2.This is the first time since 2009 when the October prices have been lower than the previous year for the majority of the month. In 2009, 26 out of 31 days in October had prices lower than the same day in 2008.
3.October 21 recorded the lowest year-to-date national average ($3.549 gal) since June 10, 2013, when the yearly average up to that point was also $3.549 gal. Yesterday also saw the lowest 30 day average since this past Valentine’s Day, at $3.407 gal, and the lowest seven day average ($3.371 gal) since February 1, 2013 when the previous seven days averaged $3.366 gal.
4.The change from the beginning of the year is the lowest since January 28, 2013, when the average was $3.337 gal, 6.6cts above January 1, 2013’s average of $3.271 gal. Yesterday’s average of $3.361 marked a change of only 9cts above January 1.
5.As of yesterday, 4% of the country was under $3.00 gal. A month ago, less than 1% of the country saw prices under $3.00 gal. Conversely, only 0.6% of the United States could find prices over $4 gal. Last month, nearly 4% of prices were over that threshold.
6.Yesterday, October 21, saw the price of benchmark WTI crude oil settle below $100 bbl for the first time since July 2, 2013. On that day, the average retail price for the country was $3.499 gal, 14cts higher than yesterday’s average.
7.The only state that did NOT have a lower average yesterday than on July 2nd was South Carolina. Prices there were essentially unchanged from the July 2 reading at $3.136 gal. Every other state was under its July 2nd average, with Utah reflecting the biggest drop since that date with a 33cts gal plunge.
8.Missouri reported the lowest average in the country yesterday at $3.058 gal and Hawaii had the highest at $4.110 gal. Back on July 2, South Carolina held the title for the lowest average at $3.136 gal and unsurprisingly Hawaii had the highest at $4.295 gal.

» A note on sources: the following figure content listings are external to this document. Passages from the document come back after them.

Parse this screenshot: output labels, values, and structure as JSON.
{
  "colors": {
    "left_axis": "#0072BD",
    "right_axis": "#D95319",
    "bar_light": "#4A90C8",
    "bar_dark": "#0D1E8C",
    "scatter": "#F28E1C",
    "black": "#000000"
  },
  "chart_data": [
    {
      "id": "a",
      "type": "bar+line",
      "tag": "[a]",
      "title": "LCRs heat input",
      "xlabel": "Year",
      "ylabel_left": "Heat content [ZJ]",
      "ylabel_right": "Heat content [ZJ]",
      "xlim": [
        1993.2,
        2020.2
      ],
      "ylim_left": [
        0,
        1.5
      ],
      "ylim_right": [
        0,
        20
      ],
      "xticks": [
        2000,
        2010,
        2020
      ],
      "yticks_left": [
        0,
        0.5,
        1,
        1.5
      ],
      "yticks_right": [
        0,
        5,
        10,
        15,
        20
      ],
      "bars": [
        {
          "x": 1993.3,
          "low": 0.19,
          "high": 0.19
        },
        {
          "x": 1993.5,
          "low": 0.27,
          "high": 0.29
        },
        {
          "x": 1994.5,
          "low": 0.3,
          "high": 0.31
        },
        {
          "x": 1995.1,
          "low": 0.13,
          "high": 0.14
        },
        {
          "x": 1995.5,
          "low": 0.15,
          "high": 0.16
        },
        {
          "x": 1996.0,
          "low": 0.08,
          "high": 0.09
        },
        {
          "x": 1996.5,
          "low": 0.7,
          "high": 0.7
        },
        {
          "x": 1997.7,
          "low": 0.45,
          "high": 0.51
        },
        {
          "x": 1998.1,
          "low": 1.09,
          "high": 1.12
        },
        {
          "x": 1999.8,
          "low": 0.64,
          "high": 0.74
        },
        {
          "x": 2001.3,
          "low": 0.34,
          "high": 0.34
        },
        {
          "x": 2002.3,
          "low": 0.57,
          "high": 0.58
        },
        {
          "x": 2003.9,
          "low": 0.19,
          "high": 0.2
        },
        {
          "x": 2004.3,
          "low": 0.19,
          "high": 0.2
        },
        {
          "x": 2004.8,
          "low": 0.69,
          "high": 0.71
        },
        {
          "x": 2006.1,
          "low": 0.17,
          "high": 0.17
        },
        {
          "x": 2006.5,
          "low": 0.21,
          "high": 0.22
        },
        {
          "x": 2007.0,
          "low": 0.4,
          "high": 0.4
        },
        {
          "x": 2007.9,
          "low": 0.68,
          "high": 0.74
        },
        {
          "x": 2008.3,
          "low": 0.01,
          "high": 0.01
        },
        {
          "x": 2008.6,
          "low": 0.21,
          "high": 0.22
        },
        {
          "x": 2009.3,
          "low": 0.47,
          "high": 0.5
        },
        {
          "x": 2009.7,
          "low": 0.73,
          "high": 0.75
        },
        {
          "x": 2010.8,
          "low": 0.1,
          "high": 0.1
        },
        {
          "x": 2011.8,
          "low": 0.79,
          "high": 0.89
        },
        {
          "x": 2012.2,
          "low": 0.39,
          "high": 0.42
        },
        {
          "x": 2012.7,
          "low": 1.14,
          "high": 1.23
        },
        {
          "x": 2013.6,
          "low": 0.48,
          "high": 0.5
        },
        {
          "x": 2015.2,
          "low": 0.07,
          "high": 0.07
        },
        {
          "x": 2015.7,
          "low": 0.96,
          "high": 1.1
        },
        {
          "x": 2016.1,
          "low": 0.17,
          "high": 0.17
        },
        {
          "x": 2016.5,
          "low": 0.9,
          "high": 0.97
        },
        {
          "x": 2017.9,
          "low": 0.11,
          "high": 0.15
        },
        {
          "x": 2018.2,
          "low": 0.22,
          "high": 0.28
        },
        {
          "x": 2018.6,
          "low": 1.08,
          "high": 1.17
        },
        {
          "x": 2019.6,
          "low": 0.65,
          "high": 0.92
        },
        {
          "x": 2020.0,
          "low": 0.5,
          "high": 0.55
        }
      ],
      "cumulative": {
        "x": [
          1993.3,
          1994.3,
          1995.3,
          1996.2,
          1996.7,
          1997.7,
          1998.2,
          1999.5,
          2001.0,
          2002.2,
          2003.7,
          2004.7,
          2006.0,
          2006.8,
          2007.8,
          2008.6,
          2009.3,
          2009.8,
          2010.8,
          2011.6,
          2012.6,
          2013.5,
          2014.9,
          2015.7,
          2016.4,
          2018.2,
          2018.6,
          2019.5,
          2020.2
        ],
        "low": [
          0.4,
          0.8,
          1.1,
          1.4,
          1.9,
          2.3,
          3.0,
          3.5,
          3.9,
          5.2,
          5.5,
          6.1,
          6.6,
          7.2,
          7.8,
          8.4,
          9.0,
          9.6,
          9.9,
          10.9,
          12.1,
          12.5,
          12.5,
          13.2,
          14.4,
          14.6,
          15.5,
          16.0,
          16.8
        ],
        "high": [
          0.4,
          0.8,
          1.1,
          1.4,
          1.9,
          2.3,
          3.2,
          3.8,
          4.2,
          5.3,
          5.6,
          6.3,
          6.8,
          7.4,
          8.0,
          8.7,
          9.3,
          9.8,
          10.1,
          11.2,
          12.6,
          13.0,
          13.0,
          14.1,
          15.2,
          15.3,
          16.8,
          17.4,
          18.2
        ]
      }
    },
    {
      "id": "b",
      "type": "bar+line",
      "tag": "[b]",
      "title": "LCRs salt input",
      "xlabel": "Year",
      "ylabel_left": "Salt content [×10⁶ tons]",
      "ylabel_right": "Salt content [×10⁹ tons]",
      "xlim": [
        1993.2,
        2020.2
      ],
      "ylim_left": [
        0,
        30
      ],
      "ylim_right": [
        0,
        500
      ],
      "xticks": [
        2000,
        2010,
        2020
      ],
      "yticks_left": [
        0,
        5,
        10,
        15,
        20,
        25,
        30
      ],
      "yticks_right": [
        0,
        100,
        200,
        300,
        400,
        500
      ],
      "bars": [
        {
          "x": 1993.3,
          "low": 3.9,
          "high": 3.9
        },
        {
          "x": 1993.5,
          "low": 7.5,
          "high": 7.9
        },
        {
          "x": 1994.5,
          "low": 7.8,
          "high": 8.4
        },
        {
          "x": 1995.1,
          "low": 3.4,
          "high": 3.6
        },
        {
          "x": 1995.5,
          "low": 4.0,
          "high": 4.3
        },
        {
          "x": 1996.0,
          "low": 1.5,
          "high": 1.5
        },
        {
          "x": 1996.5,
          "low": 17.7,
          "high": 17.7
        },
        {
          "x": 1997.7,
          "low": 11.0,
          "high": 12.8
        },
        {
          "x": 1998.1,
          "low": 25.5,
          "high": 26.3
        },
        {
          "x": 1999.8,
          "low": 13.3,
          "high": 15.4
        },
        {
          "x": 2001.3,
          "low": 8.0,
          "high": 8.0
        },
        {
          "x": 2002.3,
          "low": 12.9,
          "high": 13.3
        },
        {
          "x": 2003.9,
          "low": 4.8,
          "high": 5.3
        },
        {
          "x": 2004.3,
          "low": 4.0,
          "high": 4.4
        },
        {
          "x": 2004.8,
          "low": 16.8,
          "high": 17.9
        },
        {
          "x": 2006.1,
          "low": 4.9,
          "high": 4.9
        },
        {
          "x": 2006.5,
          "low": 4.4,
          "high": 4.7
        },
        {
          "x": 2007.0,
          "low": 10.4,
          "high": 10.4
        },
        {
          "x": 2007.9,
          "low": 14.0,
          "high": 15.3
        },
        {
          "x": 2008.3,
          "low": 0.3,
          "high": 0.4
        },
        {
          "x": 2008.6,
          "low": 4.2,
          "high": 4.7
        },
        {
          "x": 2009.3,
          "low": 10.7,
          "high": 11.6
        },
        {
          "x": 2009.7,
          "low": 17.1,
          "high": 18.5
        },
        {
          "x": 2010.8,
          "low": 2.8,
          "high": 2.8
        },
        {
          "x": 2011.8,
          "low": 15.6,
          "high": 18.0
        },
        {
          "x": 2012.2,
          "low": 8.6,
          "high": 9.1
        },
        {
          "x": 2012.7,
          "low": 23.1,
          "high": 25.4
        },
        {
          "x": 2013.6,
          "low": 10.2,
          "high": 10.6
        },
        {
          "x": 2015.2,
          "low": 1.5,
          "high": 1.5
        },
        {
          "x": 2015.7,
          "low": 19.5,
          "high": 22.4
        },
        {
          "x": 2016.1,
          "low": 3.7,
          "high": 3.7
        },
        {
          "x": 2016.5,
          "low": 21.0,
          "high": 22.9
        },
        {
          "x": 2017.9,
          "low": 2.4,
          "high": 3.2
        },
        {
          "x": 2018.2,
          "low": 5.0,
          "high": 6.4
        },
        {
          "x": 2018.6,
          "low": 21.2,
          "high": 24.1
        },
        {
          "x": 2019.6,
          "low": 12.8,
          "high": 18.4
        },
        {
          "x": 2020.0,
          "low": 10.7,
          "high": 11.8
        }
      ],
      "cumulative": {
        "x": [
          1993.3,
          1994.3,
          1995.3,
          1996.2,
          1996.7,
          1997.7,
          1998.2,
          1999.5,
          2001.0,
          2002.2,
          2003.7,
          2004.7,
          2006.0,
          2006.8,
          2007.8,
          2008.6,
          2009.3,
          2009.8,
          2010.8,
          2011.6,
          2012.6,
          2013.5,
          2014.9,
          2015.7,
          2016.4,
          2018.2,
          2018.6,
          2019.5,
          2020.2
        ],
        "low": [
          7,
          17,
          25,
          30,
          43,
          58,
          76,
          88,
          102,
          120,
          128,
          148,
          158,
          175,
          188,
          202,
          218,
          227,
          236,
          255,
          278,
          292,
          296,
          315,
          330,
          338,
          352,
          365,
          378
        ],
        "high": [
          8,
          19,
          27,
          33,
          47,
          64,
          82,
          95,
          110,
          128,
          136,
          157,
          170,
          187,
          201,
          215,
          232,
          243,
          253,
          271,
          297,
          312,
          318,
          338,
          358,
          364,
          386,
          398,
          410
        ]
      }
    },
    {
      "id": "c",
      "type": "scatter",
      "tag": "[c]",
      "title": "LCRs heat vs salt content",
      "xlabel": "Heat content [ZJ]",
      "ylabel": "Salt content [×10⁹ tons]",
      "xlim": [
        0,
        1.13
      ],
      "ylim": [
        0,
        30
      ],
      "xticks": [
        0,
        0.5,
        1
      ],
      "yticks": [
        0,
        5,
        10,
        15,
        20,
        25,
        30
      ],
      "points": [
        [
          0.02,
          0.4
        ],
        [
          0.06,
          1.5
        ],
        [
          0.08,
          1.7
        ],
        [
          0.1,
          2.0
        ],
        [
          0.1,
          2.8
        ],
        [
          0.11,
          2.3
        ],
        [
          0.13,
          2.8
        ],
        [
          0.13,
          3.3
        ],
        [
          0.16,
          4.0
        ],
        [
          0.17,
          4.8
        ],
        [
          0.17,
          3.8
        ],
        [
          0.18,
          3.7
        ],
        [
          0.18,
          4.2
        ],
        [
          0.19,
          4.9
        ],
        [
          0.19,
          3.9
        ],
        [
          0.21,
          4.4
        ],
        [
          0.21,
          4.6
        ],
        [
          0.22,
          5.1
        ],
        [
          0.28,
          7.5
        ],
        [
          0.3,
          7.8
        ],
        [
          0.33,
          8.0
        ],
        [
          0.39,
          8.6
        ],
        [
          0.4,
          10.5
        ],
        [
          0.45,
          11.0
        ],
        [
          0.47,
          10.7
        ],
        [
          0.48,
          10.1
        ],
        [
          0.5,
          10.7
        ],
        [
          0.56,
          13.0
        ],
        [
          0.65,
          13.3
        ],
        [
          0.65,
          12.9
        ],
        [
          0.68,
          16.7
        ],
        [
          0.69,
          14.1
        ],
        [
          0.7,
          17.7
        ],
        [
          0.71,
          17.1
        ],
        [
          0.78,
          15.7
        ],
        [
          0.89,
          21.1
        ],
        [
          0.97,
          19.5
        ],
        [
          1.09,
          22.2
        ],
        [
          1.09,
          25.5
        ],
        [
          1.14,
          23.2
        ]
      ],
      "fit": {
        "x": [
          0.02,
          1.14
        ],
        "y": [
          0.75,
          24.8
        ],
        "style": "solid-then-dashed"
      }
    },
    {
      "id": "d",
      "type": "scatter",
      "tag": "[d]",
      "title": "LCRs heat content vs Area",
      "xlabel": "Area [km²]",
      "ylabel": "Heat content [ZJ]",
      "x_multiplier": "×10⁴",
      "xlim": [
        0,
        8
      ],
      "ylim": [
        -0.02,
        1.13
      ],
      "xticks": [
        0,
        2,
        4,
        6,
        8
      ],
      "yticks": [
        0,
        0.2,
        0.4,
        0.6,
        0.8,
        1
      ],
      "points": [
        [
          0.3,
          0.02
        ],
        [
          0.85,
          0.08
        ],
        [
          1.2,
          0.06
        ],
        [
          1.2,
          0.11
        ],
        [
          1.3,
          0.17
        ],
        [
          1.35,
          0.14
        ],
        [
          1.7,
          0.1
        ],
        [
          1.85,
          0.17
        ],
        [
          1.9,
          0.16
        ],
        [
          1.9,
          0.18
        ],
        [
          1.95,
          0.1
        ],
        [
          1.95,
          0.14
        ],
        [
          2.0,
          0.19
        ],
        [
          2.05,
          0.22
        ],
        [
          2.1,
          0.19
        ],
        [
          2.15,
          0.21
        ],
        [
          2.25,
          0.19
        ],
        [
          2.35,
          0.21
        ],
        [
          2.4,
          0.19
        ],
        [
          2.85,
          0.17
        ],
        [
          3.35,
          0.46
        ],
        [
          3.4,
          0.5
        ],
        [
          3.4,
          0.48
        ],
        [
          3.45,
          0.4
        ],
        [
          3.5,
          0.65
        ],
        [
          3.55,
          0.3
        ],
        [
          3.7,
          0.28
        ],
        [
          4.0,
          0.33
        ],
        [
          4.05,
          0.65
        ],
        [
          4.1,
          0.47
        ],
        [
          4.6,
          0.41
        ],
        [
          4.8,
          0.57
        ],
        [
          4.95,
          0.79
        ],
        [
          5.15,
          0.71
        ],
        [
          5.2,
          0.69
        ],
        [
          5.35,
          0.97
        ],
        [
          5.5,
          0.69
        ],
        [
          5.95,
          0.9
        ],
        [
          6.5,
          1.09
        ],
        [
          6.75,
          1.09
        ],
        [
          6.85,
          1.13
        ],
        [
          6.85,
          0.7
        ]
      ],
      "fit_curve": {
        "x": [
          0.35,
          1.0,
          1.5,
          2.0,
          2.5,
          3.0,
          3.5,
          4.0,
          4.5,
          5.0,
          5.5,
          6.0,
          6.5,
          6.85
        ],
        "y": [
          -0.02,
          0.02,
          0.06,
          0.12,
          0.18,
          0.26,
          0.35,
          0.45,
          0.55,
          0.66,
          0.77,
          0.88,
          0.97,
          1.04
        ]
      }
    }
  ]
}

9.In the last 36 hours, one could find gas for under $3.00 gal in the following 14 states: Louisiana ($2.63 gal), South Carolina ($2.71 gal), Kansas ($2.73 gal), Texas ($2.76 gal), Virginia ($2.85 gal), Oklahoma ($2.87 gal), Missouri ($2.88 gal), Mississippi ($2.89 gal), New Mexico ($2.89 gal), Arkansas ($2.94 gal), Illinois ($2.94 gal), Iowa ($2.95), New Jersey ($2.97 gal), and Tennessee ($2.97 gal). Georgia and South Dakota each have only one station selling gas at $2.99 gal.
10.Hawaii and Alaska are the only two states with more than 1% reporting prices over $4.50 gal. (1.9% of Hawaii has prices over $4.50 gal; 3.1% of Alaska is reporting prices over $4.50 gal.) A month ago, Hawaii had 20% of the state reporting prices over $4.50 gal and Alaska had only 1.8%.
11.Missouri is the only state where the most common price you’d see while driving around is under $3.00 gal; you’ll see $2.99 gal the most often there. Hawaii is the only state where the most common price is over $4.00 gal, at $4.059 gal.
12.Hawaii is the only state where the most expensive 1% of stations average higher than $5.00 gal, at a whopping average of $5.112 gal. A year ago, both California and Washington DC’s highest 1% of stations averaged over $5.00 gal, at $5.031 gal and $5.299 gal respectively.
13.The state with the lowest average of the least expensive 1% of stations is New Mexico, with an average of $2.84 gal. A year ago, Oklahoma had the lowest 1% of stations, averaging $3.041 gal.
14.Delaware has the least variation in prices, with only 28cts separating the 1% highest stations and 1% lowest station prices. Hawaii has the biggest differential, with $1.203 gal separating its highest and lowest priced stations. Last year, it was Vermont reporting the smallest separation, with only a 43ct difference. Washington DC reported the largest difference, with $1.80 separating the highest and lowest sites.
15.The median price in California yesterday was $3.759, making it the state with the largest change from last year’s median number, with prices 64cts gal cheaper this year.